Holger Peter Roed (2 November 1846 – 20 February 1874) was a Danish painter.

== Biography ==
Roed was born on 2 November 1846, in Copenhagen to painter Jørgen Roed and wife Emilie Mathilde. He had a promising artistic career ahead of him when he died at the age of 27.

He was one of two children, along with Helena, in the lively and cultured artistic Roed household.

He started his training at the Royal Danish Academy of Art (Det Kongelige Danske Kunstakademi) in 1861, won the small silver medallion in 1864, and graduated in 1866. He received the small gold medallion in 1868 for "Den fortabte Søn" ("The Prodigal Son") and the large gold medallion in 1870 for "Optrin af Syndfloden" ("A Scene from the Great Deluge"), both of which are in the collection of the Academy.

He received a travel grant from the Academy which allowed him to travel 1870–1872 to Italy (Rome and Naples).
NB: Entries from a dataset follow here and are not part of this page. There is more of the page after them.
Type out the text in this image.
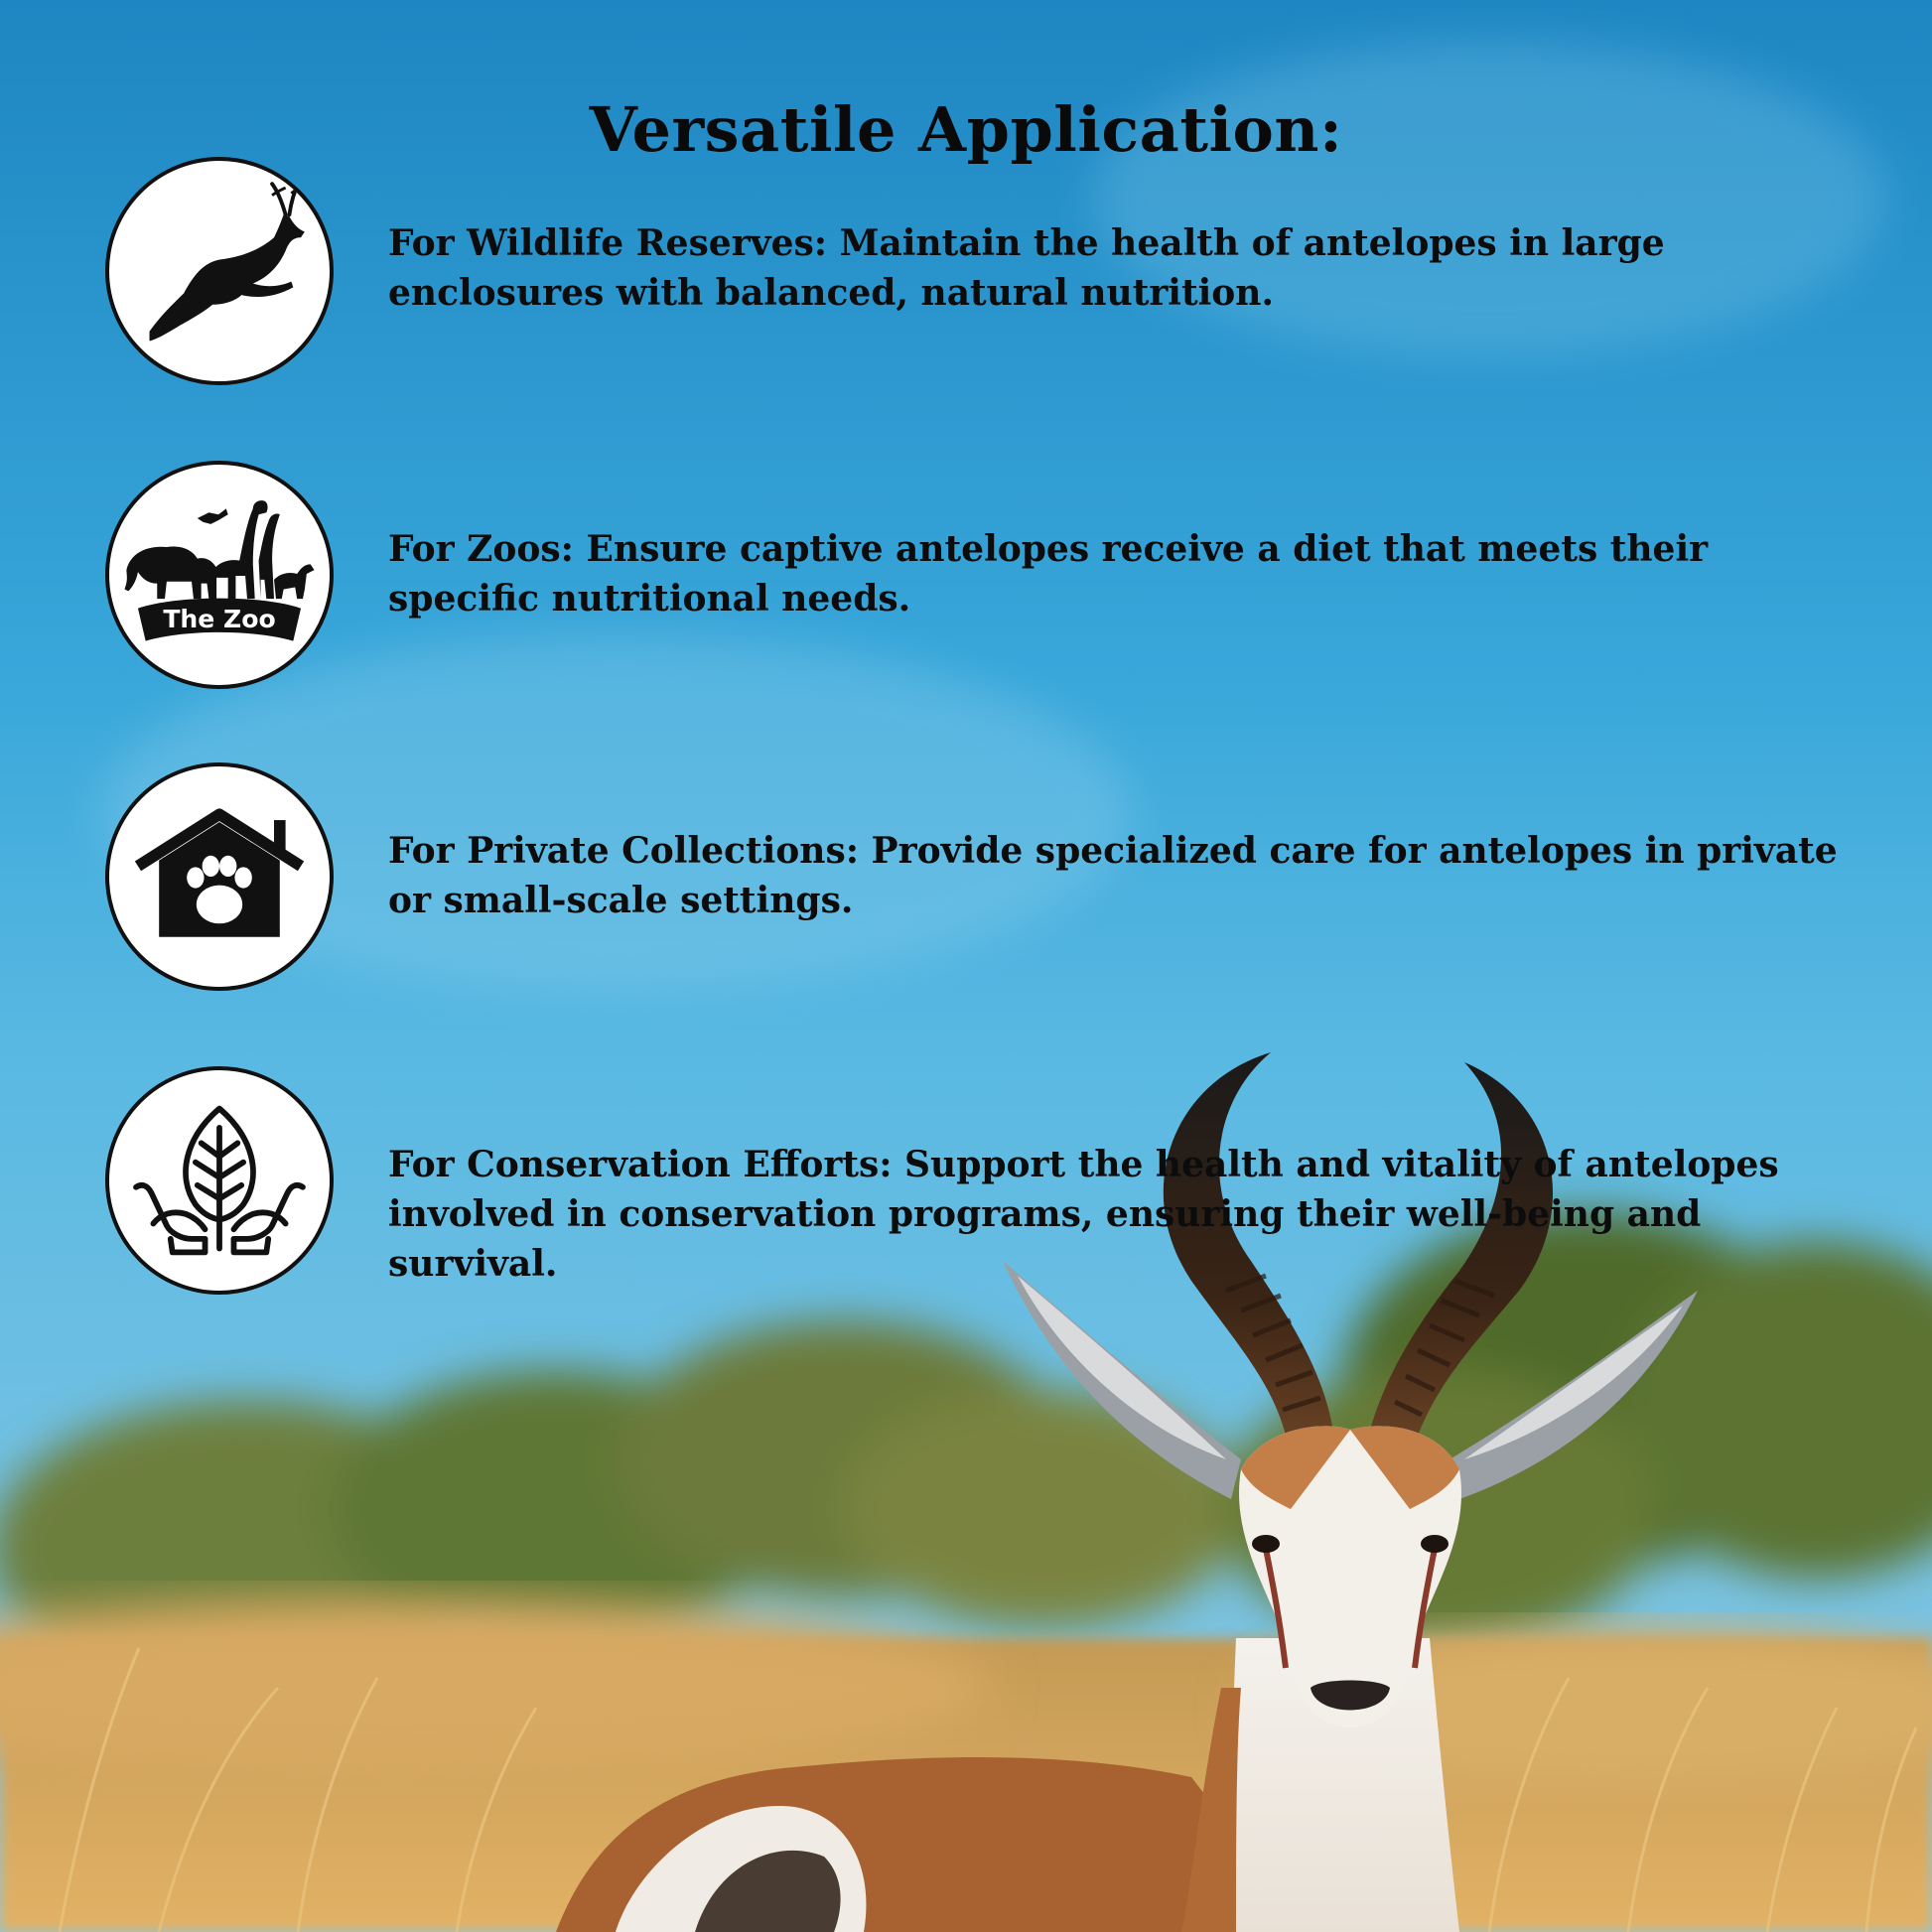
Versatile Application:
For Wildlife Reserves: Maintain the health of antelopes in large enclosures with balanced, natural nutrition.
The Zoo
For Zoos: Ensure captive antelopes receive a diet that meets their specific nutritional needs.
For Private Collections: Provide specialized care for antelopes in private or small-scale settings.
For Conservation Efforts: Support the health and vitality of antelopes involved in conservation programs, ensuring their well-being and survival.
Towards the end of his tour in Italy he became sick and returned home. He tried to bolster his health with a stay in the countryside, but died on 20 February 1874, aged 27, at Iselingen estate near Vordingborg from an abdominal inflammation.

In addition to schoolwork he managed to exhibit "Udsigt fra Knippelsbro" ("A View from Knippelsbro Bridge") and "Portræt af en ung Musiker" ("Portrait of a Young Musician") during his short life. An unfinished painting, "Et Jagtparti" ("A Hunting Scene"), was completed by his father.